© JUNGE FREIHEIT Verlag GmbH & Co.  www.jungefreiheit.de  23/14 / 30. Mai 2014

Grüße aus Tokio
Tacheles in der Mittelschule
Albrecht Rothacher

Normalerweise sind Besuche in japanischen Schulen eine deprimierende Angelegenheit. Die Schüler sind zwar wohlerzogen, höflich und fleißig, die Lehrer ernsthaft und würdevoll bei der Arbeit. Doch die Gebäude und Anlagen sind halbleer, so stark wirkt der Geburtenrückgang. Die Schulen sind zwar weiter sauber – übrigens von den Schülern selbst am Nachmittag nach Schulschluß gesäubert –, doch wirken sie unübersehbar in die Jahre gekommen.

In Mitaka ist alles anders. Die Vorstadt Tokios habe ich vor 30 Jahren als Student noch mit Obsthainen, Reis- und Gemüsefeldern erlebt. Die meisten Häuser waren aus Holz. Ausländer hatten Seltenheitswert. Jetzt ist nichts wiederzuerkennen. Die städtische Mittel- und Oberschule ist ultramodern, erst im Vorjahr erbaut und dank des Zuwachses an Einwohnern auch voller Schüler.

In Japan muß Fehlverhalten sanktioniert werden. Manchmal milde, manchmal streng.

In der Mittelschulmensa geht alles sehr proper zu, das Essen wirkt sehr gesund. Alles steht artig auf, um den Gast mit Verbeugungen zu grüßen. Am frühen Nachmittag finden freiwillige Klubaktivitäten statt. Es werden ein Kammerkonzert, Kendo-Gefechte einer Mädchentruppe, Bogenschießen und eine Teezeremonie vorgeführt.
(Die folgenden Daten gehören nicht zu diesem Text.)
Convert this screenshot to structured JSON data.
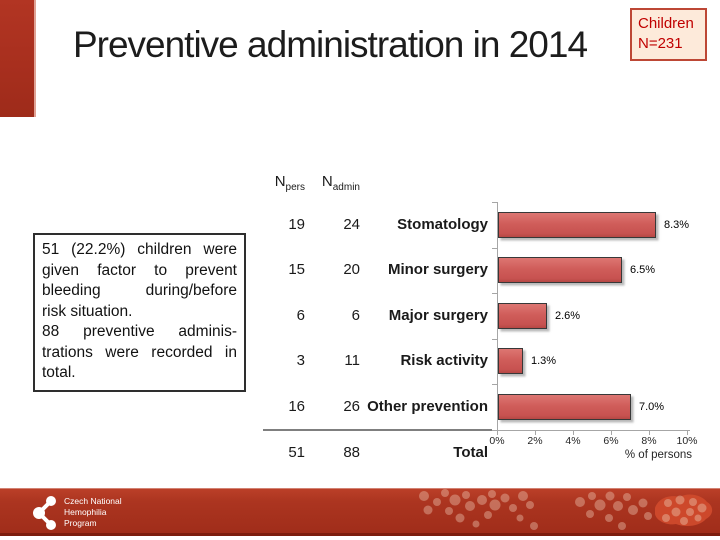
{
  "slide": {
    "title": "Preventive administration in 2014",
    "badge": {
      "line1": "Children",
      "line2": "N=231"
    },
    "note": {
      "lines": [
        "51 (22.2%) children were",
        "given factor to prevent",
        "bleeding during/before",
        "risk situation.",
        "88 preventive adminis-",
        "trations were recorded in",
        "total."
      ]
    },
    "footer": {
      "logo_lines": [
        "Czech National",
        "Hemophilia",
        "Program"
      ]
    }
  },
  "table": {
    "col1_header": {
      "base": "N",
      "sub": "pers"
    },
    "col2_header": {
      "base": "N",
      "sub": "admin"
    },
    "rows": [
      {
        "npers": "19",
        "nadmin": "24",
        "label": "Stomatology"
      },
      {
        "npers": "15",
        "nadmin": "20",
        "label": "Minor surgery"
      },
      {
        "npers": "6",
        "nadmin": "6",
        "label": "Major surgery"
      },
      {
        "npers": "3",
        "nadmin": "11",
        "label": "Risk activity"
      },
      {
        "npers": "16",
        "nadmin": "26",
        "label": "Other prevention"
      }
    ],
    "total": {
      "npers": "51",
      "nadmin": "88",
      "label": "Total"
    }
  },
  "chart_data": {
    "type": "bar",
    "orientation": "horizontal",
    "categories": [
      "Stomatology",
      "Minor surgery",
      "Major surgery",
      "Risk activity",
      "Other prevention"
    ],
    "values": [
      8.3,
      6.5,
      2.6,
      1.3,
      7.0
    ],
    "value_labels": [
      "8.3%",
      "6.5%",
      "2.6%",
      "1.3%",
      "7.0%"
    ],
    "title": "",
    "xlabel": "% of persons",
    "ylabel": "",
    "xlim": [
      0,
      10
    ],
    "x_ticks": [
      "0%",
      "2%",
      "4%",
      "6%",
      "8%",
      "10%"
    ],
    "grid": false,
    "legend": false,
    "bar_color": "#d05d5a",
    "bar_border_color": "#383838"
  },
  "colors": {
    "accent_red": "#a82f1e",
    "footer_red": "#a02d1a",
    "badge_bg": "#fdeada",
    "badge_border": "#bd4735",
    "badge_text": "#c00000",
    "axis_gray": "#a6a6a6"
  }
}
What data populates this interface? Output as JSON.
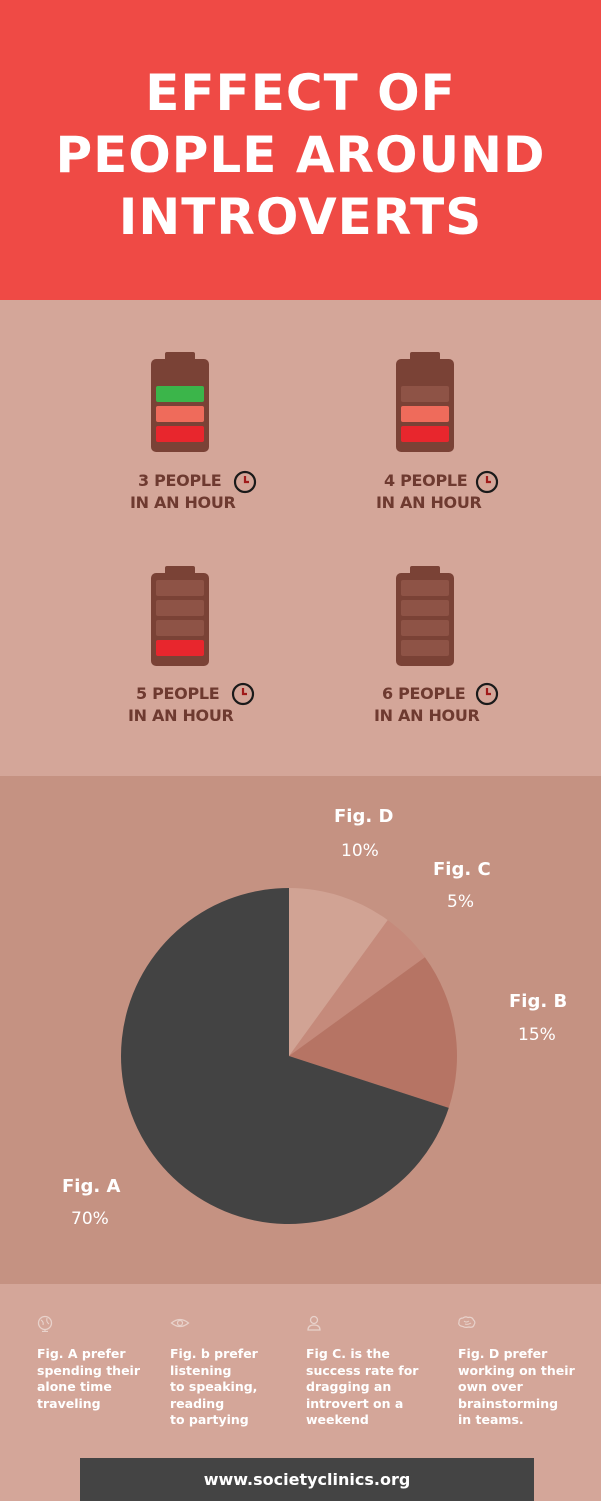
{
  "title": {
    "line1": "EFFECT OF",
    "line2": "PEOPLE AROUND",
    "line3": "INTROVERTS"
  },
  "batteries": [
    {
      "line1": "3 PEOPLE",
      "line2": "IN AN HOUR",
      "cells": [
        "#3bb54a",
        "#ef6b5b",
        "#e8262d",
        "#7a4236"
      ]
    },
    {
      "line1": "4 PEOPLE",
      "line2": "IN AN HOUR",
      "cells": [
        "#8e5346",
        "#ef6b5b",
        "#e8262d",
        "#7a4236"
      ]
    },
    {
      "line1": "5 PEOPLE",
      "line2": "IN AN HOUR",
      "cells": [
        "#8e5346",
        "#8e5346",
        "#e8262d"
      ]
    },
    {
      "line1": "6 PEOPLE",
      "line2": "IN AN HOUR",
      "cells": [
        "#8e5346",
        "#8e5346",
        "#8e5346",
        "#8e5346"
      ]
    }
  ],
  "chart_data": {
    "type": "pie",
    "slices": [
      {
        "name": "Fig. A",
        "label": "70%",
        "value": 70,
        "color": "#434343"
      },
      {
        "name": "Fig. B",
        "label": "15%",
        "value": 15,
        "color": "#b67464"
      },
      {
        "name": "Fig. C",
        "label": "5%",
        "value": 5,
        "color": "#c58a7b"
      },
      {
        "name": "Fig. D",
        "label": "10%",
        "value": 10,
        "color": "#d1a394"
      }
    ]
  },
  "notes": [
    {
      "icon": "globe-icon",
      "lines": [
        "Fig. A prefer",
        "spending their",
        "alone time",
        "traveling"
      ]
    },
    {
      "icon": "eye-icon",
      "lines": [
        "Fig.  b prefer",
        "listening",
        "to speaking,",
        "reading",
        "to partying"
      ]
    },
    {
      "icon": "person-icon",
      "lines": [
        "Fig C. is the",
        "success rate for",
        "dragging an",
        "introvert on a",
        "weekend"
      ]
    },
    {
      "icon": "brain-icon",
      "lines": [
        "Fig. D prefer",
        "working on their",
        "own over",
        "brainstorming",
        "in teams."
      ]
    }
  ],
  "footer": {
    "url": "www.societyclinics.org"
  },
  "colors": {
    "header": "#ef4a45",
    "battery_bg": "#d4a699",
    "pie_bg": "#c59282",
    "footer": "#444444",
    "label": "#6e3a30"
  }
}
Als ich mit dem Direktor die Schule durchstreife, grüßen die Schüler freundlich. Schließlich soll ich vor 160 Schülern der mittleren Jahrgänge einen Vortrag zur EU halten – nicht gerade ein Alltagsthema. Dann die Fragestunde: Warum die EU mit der Türkei weiterverhandle, obwohl das Land kein Interesse an der Mitgliedschaft habe?, Warum fördere die EU die Immigration, wenn die Abwanderung der Besten und Jungen die Herkunftsländer schädige? Und: „Warum wurde Griechenland nicht aus Euro-Zone und EU geworfen, nachdem die Regierung betrogen und die EU-Gelder veruntreut hat?“

In Japan muß Fehlverhalten sanktioniert werden. Mal milde, mal streng. Es darf nicht folgenlos bleiben.

Die Schüler machen sich offensichtlich ihre eigenen Gedanken. Es soll eine neue, international denkende Generation werden, sagt der Schulleiter. Gleichzeitig sollen sie japanische Traditionen und Geschichte lernen, um sie der Welt zu vermitteln. Auch das scheint die Schule gut zu leisten.

Ich verlasse Mitaka durchaus euphorisch im überfüllten Vorstadtzug. Wenn es Japan gelänge, aus seinen demographischen Problemen auszubrechen, dann könnte es sich mit solchen jungen Leuten weiter an der Weltspitze halten.